The leaders of ExxonMobil on Dec. 1 said they plan to stick to their annual capital spending plans of $20-25 billion through 2027, extending by 2 years their previous forecasts.
The global energy giant will prioritize investments in Guyana, Brazil, and the Permian basin in coming years—60% of capex dollars will go to those regions as well as liquefied natural gas and chemicals projects—and expects that more than 90% of its upstream projects through 2027 will generate double-digit returns at oil-equivalent prices of $35/bbl. Specifically, the company expects to produce roughly 700,000 b/d in the Permian by 2025—that number averaged 367,000 in 2020—as well as more than 750,000 b/d by 2026 in Guyana, where it made several discoveries last year, and 220,000 b/d by 2024 from the first phase of its Bacalhau development in Brazil.
The investment plans will contribute to an expected doubling of adjusted earnings and cash flows by 2027 versus 2019, when those numbers were $12.3 billion and $25.8 billion, respectively.
“The plan supports our continuing focus to reduce our emissions, and advance affordable, lower-emission product alternatives for our customers, while continuing to provide the essential energy people need,” Chairman and Chief Executive Officer Darren Woods said in a statement. “We built the plan from the ground up, with strong business-line ownership and a commitment to deliver results. It is flexible and it can be adjusted to adverse market conditions or changes in the pace of the energy transition.”

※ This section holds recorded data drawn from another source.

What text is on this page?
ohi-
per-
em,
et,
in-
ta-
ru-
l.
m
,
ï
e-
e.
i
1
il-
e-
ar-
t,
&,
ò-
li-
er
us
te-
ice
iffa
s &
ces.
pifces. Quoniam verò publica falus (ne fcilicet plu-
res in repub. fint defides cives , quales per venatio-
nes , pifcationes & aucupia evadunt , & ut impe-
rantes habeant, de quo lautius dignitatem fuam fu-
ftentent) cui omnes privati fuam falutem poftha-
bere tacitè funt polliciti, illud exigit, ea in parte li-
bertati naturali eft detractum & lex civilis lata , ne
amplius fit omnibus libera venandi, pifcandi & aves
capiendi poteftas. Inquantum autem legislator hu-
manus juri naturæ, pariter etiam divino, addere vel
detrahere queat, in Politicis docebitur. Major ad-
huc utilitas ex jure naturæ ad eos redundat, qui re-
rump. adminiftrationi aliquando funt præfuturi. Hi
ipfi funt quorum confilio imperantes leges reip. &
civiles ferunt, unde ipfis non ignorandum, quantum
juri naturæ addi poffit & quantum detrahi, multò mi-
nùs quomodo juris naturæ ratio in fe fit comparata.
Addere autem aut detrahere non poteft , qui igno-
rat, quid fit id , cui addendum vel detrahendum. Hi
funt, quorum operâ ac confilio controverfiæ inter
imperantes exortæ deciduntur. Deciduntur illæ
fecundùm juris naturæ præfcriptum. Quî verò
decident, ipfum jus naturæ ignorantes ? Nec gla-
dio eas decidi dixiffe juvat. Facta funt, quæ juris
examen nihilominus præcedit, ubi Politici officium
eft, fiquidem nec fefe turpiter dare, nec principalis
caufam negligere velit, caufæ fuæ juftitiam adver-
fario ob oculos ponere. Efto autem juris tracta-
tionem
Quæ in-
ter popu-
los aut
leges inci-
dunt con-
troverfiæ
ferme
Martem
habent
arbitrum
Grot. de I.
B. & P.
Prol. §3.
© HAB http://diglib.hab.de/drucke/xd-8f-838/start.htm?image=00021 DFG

The ExxonMobil team plans to invest $15 billion between now and 2027 in lower-emission projects, which will include work to further cut emissions as well as projects to grow its low-carbon businesses such as carbon capture and storage, hydrogen, and biofuels. Woods last month said the company is interested in or already working on carbon capture and storage projects in the Houston area as well as in Wyoming, various countries in Southeast Asia, Scotland, France, Belgium, and The Netherlands.
Woods and his team also said Dec. 1 that ExxonMobil is on track to meet its 2025 greenhouse gas (GHG) emission-reduction targets by the end of this year. Going forward, the company is targeting a roughly 20% drop in overall GHG emissions by 2030, a figure that includes target cuts of 40-50% in upstream intensity, 70-80% in methane intensity, and 60-70% in flaring intensity.
Shares of ExxonMobil (Ticker: XOM) were up about 2% in midday trading Dec. 1. They are essentially flat over the past 6 months.